The front cover features a charming illustration of stylishly dressed little Parisians holding hands with Alsatian children in traditional costume from the famous picture book Mon village (1917).  While the illustration appears to celebrate friendship, the author/illustrator Oncle Hansi (aka Jean-Jacques Waltz) was only interested in  friendship among French-speaking Alsatians and the French.  At the time Alsace-Lorraine belonged to Germany and Oncle Hansi cruelly caricatured the German-speaking Alsatians as he worked tirelessly to overthrow German rule so that the region could rejoin France.  The propaganda is made palatable by the style of the illustrations and readers now find it difficult to see what the conventions of representation were supposed to communicate.

As O’Sullivan and Immel argue in the introduction, “The identification and evaluation of these conventions concerns practioners–parents, teachers, school librarians, editors, and publishers vetting materials–the process is equally important to literary critics and historians who examine children’s books for evidence of a society’s attitudes and the way those ideas circulate in order to contextualize them.  A nuanced understanding of the what and how and why of portraying sameness and difference is critical to an appreciation of the role of children’s books in promoting social change.”

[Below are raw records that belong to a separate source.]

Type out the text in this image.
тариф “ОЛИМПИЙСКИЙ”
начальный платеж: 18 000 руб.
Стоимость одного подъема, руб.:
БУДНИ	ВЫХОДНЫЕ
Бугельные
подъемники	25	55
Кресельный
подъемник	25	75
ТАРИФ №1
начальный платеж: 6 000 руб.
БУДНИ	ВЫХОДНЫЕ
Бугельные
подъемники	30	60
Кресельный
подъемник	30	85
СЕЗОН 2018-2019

The twelve essays by leading scholars from the United States and European Union: the roster includes Amanda M. Brian, Nina Christensen, Gabrielle von Glasenapp, Margaret Higonnet, Cynthia J. Koepp, Gillian Lathey, Silke Meyer, Lara Saguisag, Martina Seifert, and Verena Rutschmann.  Texts from Denmark, Germany, France, Russian, and the United States from the last two hundred years are analyzed–not just literary works, but picture books, non-fiction, comics, instructional volumes, novelties with moveable illustrations.   This volume does not attempt to offer a comprehensive survey or history of representations of difference in children’s literature: rather the contributors “offer a sample of the issues and materials that are a part of this history and the kinds of questions that can and must be asked of them if such a survey or history should be written.  By engaging with the past…the authors provide a wider context and a more discerning way to look at diversity and national identify tropes in children’s literature today.”

Dolls and Sights of the Crystal Palace from the series “Aunt Mavor’s Picturebooks for Little Readers.” (London; Routledge, 1852).

Lapland Sketches, or Delineations of the Costume, Habits and Peculiarites of Jens Holm and his Wife Karina Christian. Jens and Karina were exhibited at the Egyptian Hall in London. (London: J. Harris and Son, 1822). Cotsen 40103.